Увешанные радушными дацанскими собаками, мы дошли до машины и поехали на Байкал.
— Советую прикорнуть, — приказал нам Петр Петрович. И мы прикорнули. Мне приснилось, чтоя стою у «Башки» и почему-то жду назначившую мне свидание собаку. А «Башка» мне говорит: «Девушку не желаете?» Я отвечаю: «Отчего не желать?» А сам с ужасом думаю: «Чего ж я такое говорю-то?» А «Башка»: «Сегодня девушек нет. Только омуль, ага?» Я с облегчением думаю: «Слава Богу!» Тут подходит собака, одна из дацанских, такая рыжая с белым пятном на носу, кладет мне лапы на грудь и говорит: «Я твой четвертый член семьи. Дай пожрать». Лизнула меня в лицо и добавила: «А дубленку мне не покупай. Я сама себе дубленка».
«Подъезжаем чо!» — услышал я голос Петра Петровича и проснулся.
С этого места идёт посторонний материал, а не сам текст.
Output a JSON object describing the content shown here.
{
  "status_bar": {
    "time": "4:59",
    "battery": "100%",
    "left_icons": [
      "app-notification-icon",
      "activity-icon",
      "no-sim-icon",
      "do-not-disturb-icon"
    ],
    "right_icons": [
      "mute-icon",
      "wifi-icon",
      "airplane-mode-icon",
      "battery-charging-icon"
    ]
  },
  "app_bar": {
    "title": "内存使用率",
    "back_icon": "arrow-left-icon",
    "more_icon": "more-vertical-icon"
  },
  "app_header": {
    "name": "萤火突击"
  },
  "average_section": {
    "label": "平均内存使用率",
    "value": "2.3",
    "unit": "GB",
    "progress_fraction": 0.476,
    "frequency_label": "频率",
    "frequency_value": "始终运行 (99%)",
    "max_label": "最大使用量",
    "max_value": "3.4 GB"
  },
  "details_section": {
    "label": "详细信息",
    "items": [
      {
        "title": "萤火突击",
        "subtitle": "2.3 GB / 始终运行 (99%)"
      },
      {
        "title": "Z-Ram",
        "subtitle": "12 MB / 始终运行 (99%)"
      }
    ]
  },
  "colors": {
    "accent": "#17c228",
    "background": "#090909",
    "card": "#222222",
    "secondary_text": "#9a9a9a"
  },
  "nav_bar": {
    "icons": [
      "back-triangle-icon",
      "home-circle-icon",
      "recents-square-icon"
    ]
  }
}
Машина остановилась у забора турбазы. Мы пошли вдоль каких-то бесконечных вихляющих заборов. Солнце то выходило из-за туч, ослепляя нас, то заходило, и тогда казалось, что все вокруг снято на черно-белую пленку. На одном из поворотов я услышал гул.
— Байкал, — сказал Петр Петрович. Впервые в его голосе я услышал что-то напоминающее почтение, — Не зальдился еще. Дышит, Батя.
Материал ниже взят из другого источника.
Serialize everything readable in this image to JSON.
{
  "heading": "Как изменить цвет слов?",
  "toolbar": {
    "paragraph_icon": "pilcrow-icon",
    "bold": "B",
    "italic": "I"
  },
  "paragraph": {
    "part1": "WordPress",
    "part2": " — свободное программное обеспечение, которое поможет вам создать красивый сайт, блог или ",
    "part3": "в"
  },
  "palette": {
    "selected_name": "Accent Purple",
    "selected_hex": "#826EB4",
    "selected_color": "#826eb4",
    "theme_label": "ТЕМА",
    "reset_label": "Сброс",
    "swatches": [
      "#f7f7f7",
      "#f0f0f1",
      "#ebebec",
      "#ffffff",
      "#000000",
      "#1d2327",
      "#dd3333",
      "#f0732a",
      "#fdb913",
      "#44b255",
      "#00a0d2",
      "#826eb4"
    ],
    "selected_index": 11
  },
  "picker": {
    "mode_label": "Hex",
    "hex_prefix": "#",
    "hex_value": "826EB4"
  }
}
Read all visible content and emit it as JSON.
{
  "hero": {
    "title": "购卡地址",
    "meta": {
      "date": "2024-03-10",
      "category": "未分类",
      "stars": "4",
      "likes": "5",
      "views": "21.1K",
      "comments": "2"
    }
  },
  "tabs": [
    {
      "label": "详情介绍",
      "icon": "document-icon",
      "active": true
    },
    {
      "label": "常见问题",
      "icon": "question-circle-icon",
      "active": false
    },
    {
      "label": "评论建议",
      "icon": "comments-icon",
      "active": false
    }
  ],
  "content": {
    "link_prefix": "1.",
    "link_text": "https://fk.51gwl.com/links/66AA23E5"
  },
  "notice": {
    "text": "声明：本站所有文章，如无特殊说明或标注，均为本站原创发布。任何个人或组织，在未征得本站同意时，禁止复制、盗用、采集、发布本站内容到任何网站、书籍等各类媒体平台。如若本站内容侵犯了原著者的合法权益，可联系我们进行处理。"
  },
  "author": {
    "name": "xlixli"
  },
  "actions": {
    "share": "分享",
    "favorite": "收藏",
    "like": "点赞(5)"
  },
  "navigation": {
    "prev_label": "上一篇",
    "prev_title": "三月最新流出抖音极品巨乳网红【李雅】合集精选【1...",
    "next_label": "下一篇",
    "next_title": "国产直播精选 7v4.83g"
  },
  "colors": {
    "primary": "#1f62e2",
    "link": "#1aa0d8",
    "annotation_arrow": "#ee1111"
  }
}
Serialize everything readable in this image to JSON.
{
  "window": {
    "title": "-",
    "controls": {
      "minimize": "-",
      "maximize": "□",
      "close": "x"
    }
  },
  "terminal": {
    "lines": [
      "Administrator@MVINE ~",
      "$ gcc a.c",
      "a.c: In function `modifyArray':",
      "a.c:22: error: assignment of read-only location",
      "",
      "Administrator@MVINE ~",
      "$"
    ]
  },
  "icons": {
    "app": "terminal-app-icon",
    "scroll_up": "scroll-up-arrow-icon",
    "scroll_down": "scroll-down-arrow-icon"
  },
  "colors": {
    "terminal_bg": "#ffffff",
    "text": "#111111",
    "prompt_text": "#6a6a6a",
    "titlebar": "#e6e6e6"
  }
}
Забор кончился, и перед нами открылся Байкал. Он властно ревел и неторопливо клубился сплавом свинца и ртути. Выглянуло солнце, и Байкал весь осветился жемчужными молниями. Дул пронзительный ветер, наверное, тот самый баргузин. Глаза слезились, и в слезах озеро словно бы набухало радужными изводами. Я почувствовал что-то особенное. Беспричинное, большое и настоящее. Скорее всего это было счастье. Счастье, что бывает же на свете такое. Такая мощь. И что она — наша, родная, а значит — и моя тоже.
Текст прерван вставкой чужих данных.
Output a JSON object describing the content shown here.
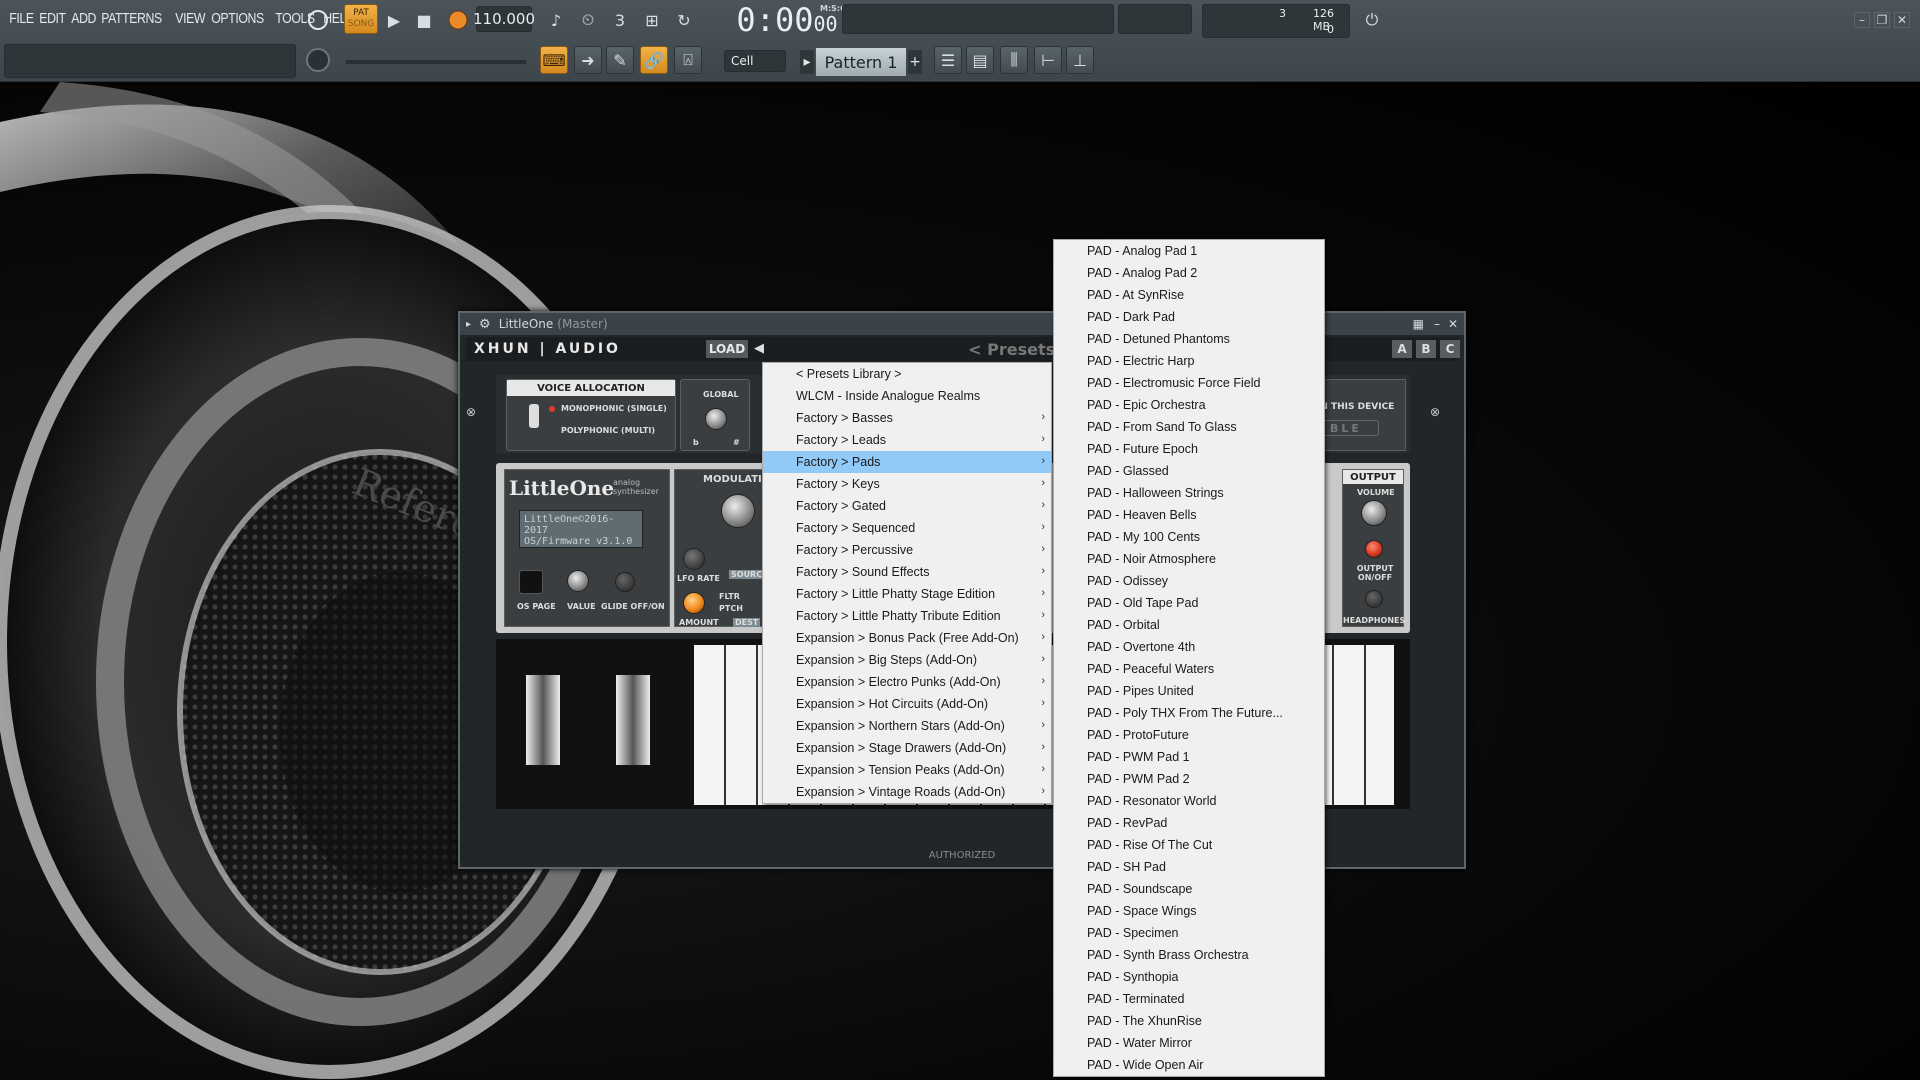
{
  "menubar": [
    "FILE",
    "EDIT",
    "ADD",
    "PATTERNS",
    "VIEW",
    "OPTIONS",
    "TOOLS",
    "HELP"
  ],
  "transport": {
    "pat_label": "PAT",
    "song_label": "SONG",
    "tempo": "110.000",
    "time_main": "0:00",
    "time_sub": "00",
    "time_unit": "M:S:CS"
  },
  "cpu": {
    "voices": "3",
    "memory": "126 MB",
    "second": "0"
  },
  "toolbar2": {
    "snap": "Cell",
    "pattern": "Pattern 1"
  },
  "plugin": {
    "title": "LittleOne",
    "subtitle": "(Master)",
    "brand": "XHUN | AUDIO",
    "load": "LOAD",
    "preset_title": "< Presets Library >",
    "abc": [
      "A",
      "B",
      "C"
    ],
    "voice_allocation": "VOICE ALLOCATION",
    "mono": "MONOPHONIC (SINGLE)",
    "poly": "POLYPHONIC (MULTI)",
    "global": "GLOBAL",
    "modulation": "MODULATIO",
    "in_device": "IN THIS DEVICE",
    "device_state": "BLE",
    "synth_name": "LittleOne",
    "synth_sub": "analog synthesizer",
    "lcd_line1": "LittleOne©2016-2017",
    "lcd_line2": "OS/Firmware   v3.1.0",
    "os_page": "OS PAGE",
    "value": "VALUE",
    "glide": "GLIDE OFF/ON",
    "lfo_rate": "LFO RATE",
    "amount": "AMOUNT",
    "source": "SOURC",
    "dest": "DEST",
    "fltr": "FLTR",
    "ptch": "PTCH",
    "output": "OUTPUT",
    "volume": "VOLUME",
    "output_onoff": "OUTPUT ON/OFF",
    "headphones": "HEADPHONES",
    "flat": "b",
    "sharp": "#",
    "authorized": "AUTHORIZED"
  },
  "menu1": [
    {
      "label": "< Presets Library >",
      "sub": false
    },
    {
      "label": "WLCM - Inside Analogue Realms",
      "sub": false
    },
    {
      "label": "Factory > Basses",
      "sub": true
    },
    {
      "label": "Factory > Leads",
      "sub": true
    },
    {
      "label": "Factory > Pads",
      "sub": true,
      "selected": true
    },
    {
      "label": "Factory > Keys",
      "sub": true
    },
    {
      "label": "Factory > Gated",
      "sub": true
    },
    {
      "label": "Factory > Sequenced",
      "sub": true
    },
    {
      "label": "Factory > Percussive",
      "sub": true
    },
    {
      "label": "Factory > Sound Effects",
      "sub": true
    },
    {
      "label": "Factory > Little Phatty Stage Edition",
      "sub": true
    },
    {
      "label": "Factory > Little Phatty Tribute Edition",
      "sub": true
    },
    {
      "label": "Expansion > Bonus Pack (Free Add-On)",
      "sub": true
    },
    {
      "label": "Expansion > Big Steps (Add-On)",
      "sub": true
    },
    {
      "label": "Expansion > Electro Punks (Add-On)",
      "sub": true
    },
    {
      "label": "Expansion > Hot Circuits (Add-On)",
      "sub": true
    },
    {
      "label": "Expansion > Northern Stars (Add-On)",
      "sub": true
    },
    {
      "label": "Expansion > Stage Drawers (Add-On)",
      "sub": true
    },
    {
      "label": "Expansion > Tension Peaks (Add-On)",
      "sub": true
    },
    {
      "label": "Expansion > Vintage Roads (Add-On)",
      "sub": true
    }
  ],
  "menu2": [
    "PAD - Analog Pad 1",
    "PAD - Analog Pad 2",
    "PAD - At SynRise",
    "PAD - Dark Pad",
    "PAD - Detuned Phantoms",
    "PAD - Electric Harp",
    "PAD - Electromusic Force Field",
    "PAD - Epic Orchestra",
    "PAD - From Sand To Glass",
    "PAD - Future Epoch",
    "PAD - Glassed",
    "PAD - Halloween Strings",
    "PAD - Heaven Bells",
    "PAD - My 100 Cents",
    "PAD - Noir Atmosphere",
    "PAD - Odissey",
    "PAD - Old Tape Pad",
    "PAD - Orbital",
    "PAD - Overtone 4th",
    "PAD - Peaceful Waters",
    "PAD - Pipes United",
    "PAD - Poly THX From The Future...",
    "PAD - ProtoFuture",
    "PAD - PWM Pad 1",
    "PAD - PWM Pad 2",
    "PAD - Resonator World",
    "PAD - RevPad",
    "PAD - Rise Of The Cut",
    "PAD - SH Pad",
    "PAD - Soundscape",
    "PAD - Space Wings",
    "PAD - Specimen",
    "PAD - Synth Brass Orchestra",
    "PAD - Synthopia",
    "PAD - Terminated",
    "PAD - The XhunRise",
    "PAD - Water Mirror",
    "PAD - Wide Open Air"
  ],
  "background": {
    "headphone_text": "Reference"
  }
}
Я посмотрел на Петра Петровича. Он испытывал те же чувства, только они ему были привычнее, и выглядел он как-то особенно мудро. Я оглянулся назад, на Зинаиду Васильевну. Она стояла у сосны метрах в десяти и, прикрывая свободное ухо рукой, смеясь и плача, говорила по мобильному. Поймав мой взгляд, она оторвалась от телефона и крикнула нам, стараясь перекричать Байкал.
Я услышал пунктиром:
— …полчаса назад… три шестьсот… порядке…
— А чо! Нормально, ага? — сказал Петр Петрович и сердито почесал глаза.
А Байкал всё ревел, ворочая своими живыми мыслящими каменоломнями и дул льдистый баргузин, сипло и удивленно присвистывая в соснах. И солнце то являлось волшебными праздничными вспышками, то исчезало, делая мир серьезным и суровым. И это была настоящая жизнь.
Вернулись мы с Байкала вечером. Отметили, конечно, рождение внука — Васятки — в каком-то ресторанчике недалеко от «Башки». Подсвеченная «Башка», казалось, смотрела уже не так сурово, а даже как-то всепрощающе.
В Москву я привез пять омулей, жвачку-серу, пахнущую дымком, безалкогольный бальзам «Байкал», помогающий от всего на свете, и что-то особенное, непривычное на душе.
Скоро буду крестным папой. Сами знаете, чьим, ага?